When a doctor diagnoses a child as having a specific genetic condition, the label of autism is still kept because it is more well-known and gives the child access to more state-funded resources. Children can thus be diagnosed with multiple conditions: autism spectrum disorder and their specific gene mutation. However, with more than 500 different mutations associated with autism, very few additional diagnoses provide meaningful information. What's more, the presence or absence of a mutation doesn't necessarily indicate whether the child is on the mild or severe end of the autism spectrum.
Because of this, Graf doubts that genetic classifications are really that useful. He tells the story of a boy with epilepsy and severe intellectual disabilities who was diagnosed with autism as a young child. Years later, Graf ordered genetic testing for the boy and discovered that he had a mutation in the gene SYNGAP1. However, this knowledge didn't change the boy's autism status. "That diagnosis [SYNGAP1] turns out to be very specific for him, but it will never be a household name. Biologically it's good to know, and now it's all over his chart. But on a societal level he still needs this catch-all label [of autism]," Graf says.

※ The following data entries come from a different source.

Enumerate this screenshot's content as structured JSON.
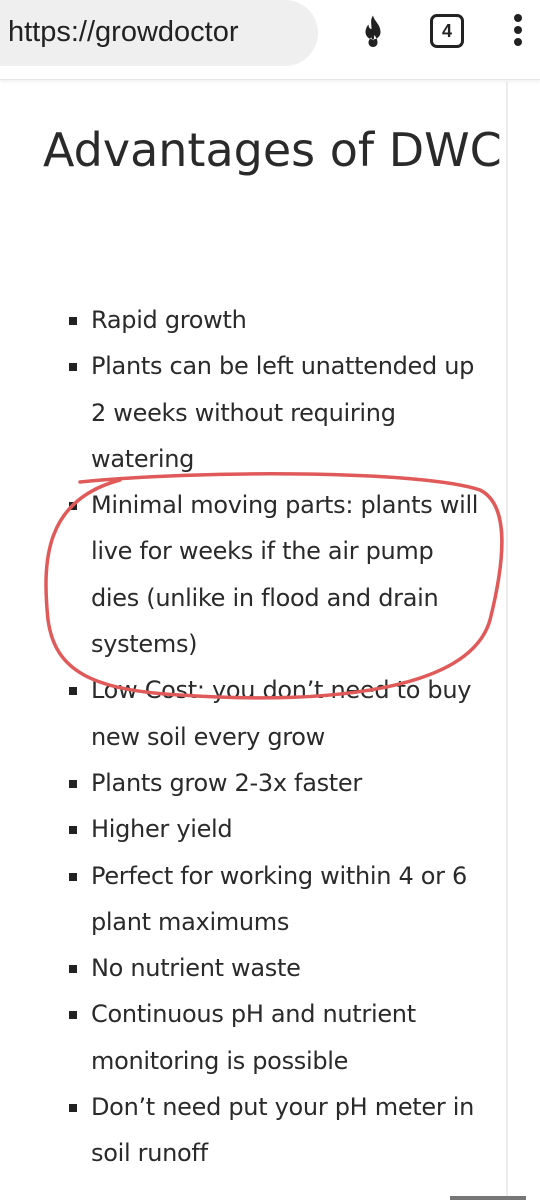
{
  "browser": {
    "url": "https://growdoctor",
    "tab_count": "4",
    "icons": [
      "fire-icon",
      "tabs-icon",
      "menu-icon"
    ]
  },
  "article": {
    "heading": "Advantages of DWC",
    "items": [
      "Rapid growth",
      "Plants can be left unattended up 2 weeks without requiring watering",
      "Minimal moving parts: plants will live for weeks if the air pump dies (unlike in flood and drain systems)",
      "Low Cost: you don’t need to buy new soil every grow",
      "Plants grow 2-3x faster",
      "Higher yield",
      "Perfect for working within 4 or 6 plant maximums",
      "No nutrient waste",
      "Continuous pH and nutrient monitoring is possible",
      "Don’t need put your pH meter in soil runoff"
    ]
  },
  "annotation": {
    "color": "#e05a5a",
    "circled_item": "Minimal moving parts: plants will live for weeks if the air pump dies (unlike in flood and drain systems)"
  }
}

"It gives some information, but to what degree does that change treatment or prognosis?"
Jennifer Singh, a sociologist at Georgia Tech who wrote the book Multiple Autisms: Spectrums of Advocacy and Genomic Science, agrees. "I don't know that the knowledge gained from just having a gene that's linked to autism," is that beneficial, she says. "It gives some information, but to what degree does that change treatment or prognosis? Because at the end of the day you have to address the issues that are at hand, whatever they might be."
As more children are diagnosed with autism, knowledge of the underlying genetic mutation causing the condition could help families better understand the diagnosis and anticipate their child's developmental trajectory. However, for the vast majority, an additional label provides little clarity or consolation.
Instead of spending money on genetic screens, Singh thinks the resources would be better used on additional services for people who don't have access to behavioral, speech, or occupational therapy. "Things that are really going to matter for this child in their future," she says.